Lifetime Mismatches in Rust

Lifetime Mismatches in Rust

Hello,

I am a Rust newbie, trying to learn how lifetimes work in Rust. I assume that the following example below does not compile because the lifetime of the &mut self borrow does not match up with the lifetime parameter 'a.

struct A(String);
struct B<'a>(A, &'a String);

impl<'a> B<'a> {
    fn change(&mut self) {
        self.1 = &self.0.0;
    }
}

fn main() {
    let a = A(String::new());
    let c = String::new();
    let mut b = B(a, &c);
    b.change();
}
   Compiling playground v0.0.1 (/playground)
error[E0495]: cannot infer an appropriate lifetime for borrow expression due to conflicting requirements
 --> src/main.rs:6:18
  |
6 |         self.1 = &self.0.0;
  |                  ^^^^^^^^^
  |
note: first, the lifetime cannot outlive the anonymous lifetime defined here...
 --> src/main.rs:5:15
  |
5 |     fn change(&mut self) {
  |               ^^^^^^^^^
note: ...so that reference does not outlive borrowed content
 --> src/main.rs:6:18
  |
6 |         self.1 = &self.0.0;
  |                  ^^^^^^^^^
note: but, the lifetime must be valid for the lifetime `'a` as defined here...
 --> src/main.rs:4:6
  |
4 | impl<'a> B<'a> {
  |      ^^
note: ...so that reference does not outlive borrowed content
 --> src/main.rs:6:18
  |
6 |         self.1 = &self.0.0;
  |                  ^^^^^^^^^

For more information about this error, try `rustc --explain E0495`.
error: could not compile `playground` due to previous error

So, if I set the lifetime &mut self to 'a, the example compiles:

struct A(String);
struct B<'a>(A, &'a String);

impl<'a> B<'a> {
    fn change(&'a mut self) {
        self.1 = &self.0.0;
    }
}

fn main() {
    let a = A(String::new());
    let c = String::new();
    let mut b = B(a, &c);
    b.change();
}

However, if I try to print b.1, I get an error:

struct A(String);
struct B<'a>(A, &'a String);

impl<'a> B<'a> {
    fn change(&'a mut self) {
        self.1 = &self.0.0;
    }
}

fn main() {
    let a = A(String::new());
    let c = String::new();
    let mut b = B(a, &c);
    b.change();
    println!("{}", b.1);
}
   Compiling playground v0.0.1 (/playground)
error[E0502]: cannot borrow `b.1` as immutable because it is also borrowed as mutable
  --> src/main.rs:15:20
   |
14 |     b.change();
   |     ---------- mutable borrow occurs here
15 |     println!("{}", b.1);
   |                    ^^^
   |                    |
   |                    immutable borrow occurs here
   |                    mutable borrow later used here
   |
   = note: this error originates in the macro `$crate::format_args_nl` (in Nightly builds, run with -Z macro-backtrace for more info)
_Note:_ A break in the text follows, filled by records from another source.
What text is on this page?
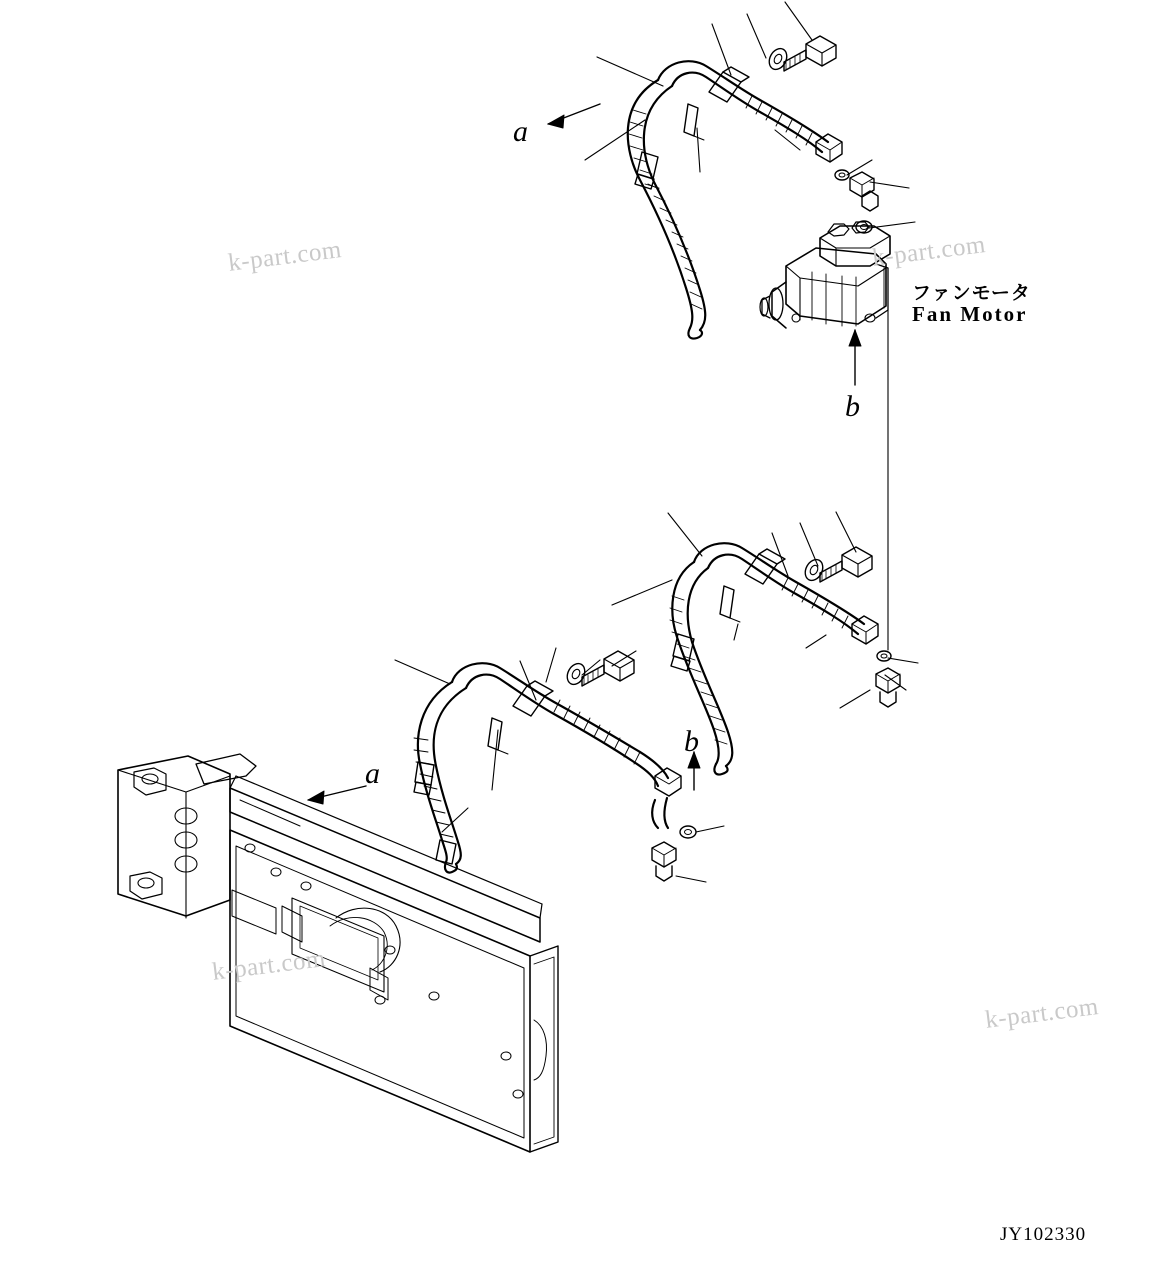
k-part.com	k-part.com
k-part.com
k-part.com
a
b
a
b
ファンモータ
Fan Motor
JY102330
For more information about this error, try `rustc --explain E0502`.
error: could not compile `playground` due to previous error

What is the lifetime of the b mutable borrow here? I thought that because of NLL and reborrowing, the lifetime of the b mutable borrow is restricted to that line (b.change()).

I would greatly appreciate any response/clarity. Thank you for your time, support, and help.

The whole pattern is problematic, no choice of lifetime annotations will help.

You’re trying to put a reference to the String in one field of a struct into another field of the same struct. This is called a “self-referential” datatype, and Rust doesn’t support those (at least out-of-the-box, without somewhat more complicated-to-use helper crates).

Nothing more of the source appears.